Silencio.
Estaba sentado en un banco frente al cementerio. Vivía a media cuadra de la puerta de entrada. Allí, el muro se alargaba, siempre igual, hasta el arroyo, que en ese entonces era apenas un hilito de agua maloliente bordeado de sauces, con sus largas ramas hinchadas por la humedad, que caían, flácidas, sobre la basura que todos arrojaban. Estaba sentado en el banco de piedra mientras esperaba que el ómnibus pasara.
Trabajaba al otro lado de la ciudad, en una carpintería pequeña, que pertenecía a la viuda del último de los dueños del molino. Como el molino quebró, ella dedicó lo que quedaba de la herencia a poner un negocio de maderas, cosa muy común por aquellos días.
Yo no era de la zona. Había llegado con Sara, mi esposa, y mis dos hijos pequeños no hacía tanto tiempo, y nos habíamos instalado en una casa antigua pero luminosa en una calle angostísma, que nacía en la ruta y moría en el arroyo. Los vecinos eran pocos, ya que nadie quería vivir frente al cementerio.

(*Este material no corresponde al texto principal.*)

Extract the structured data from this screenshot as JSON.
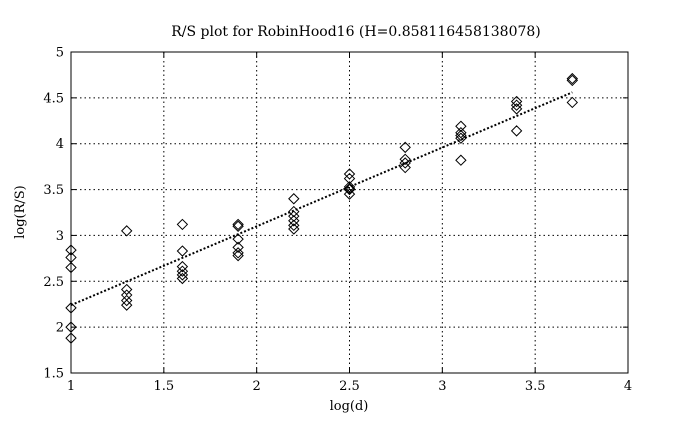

Los niños crecieron entre perros de caza, criando renacuajos, buscando tesoros debajo de las piedras, como todos los niños de la zona, pero había algo en el varón que lo distinguía de los otros: desde que llegó al lugar no dijo palabra. Tenía tres años cuando decidimos dejar nuestro pueblo, cerca de Cerrillos, para probar fortuna en una ciudad un poco más grande. La niña en ese entonces tenía ocho años, pero el varón, de seis, no decía palabra.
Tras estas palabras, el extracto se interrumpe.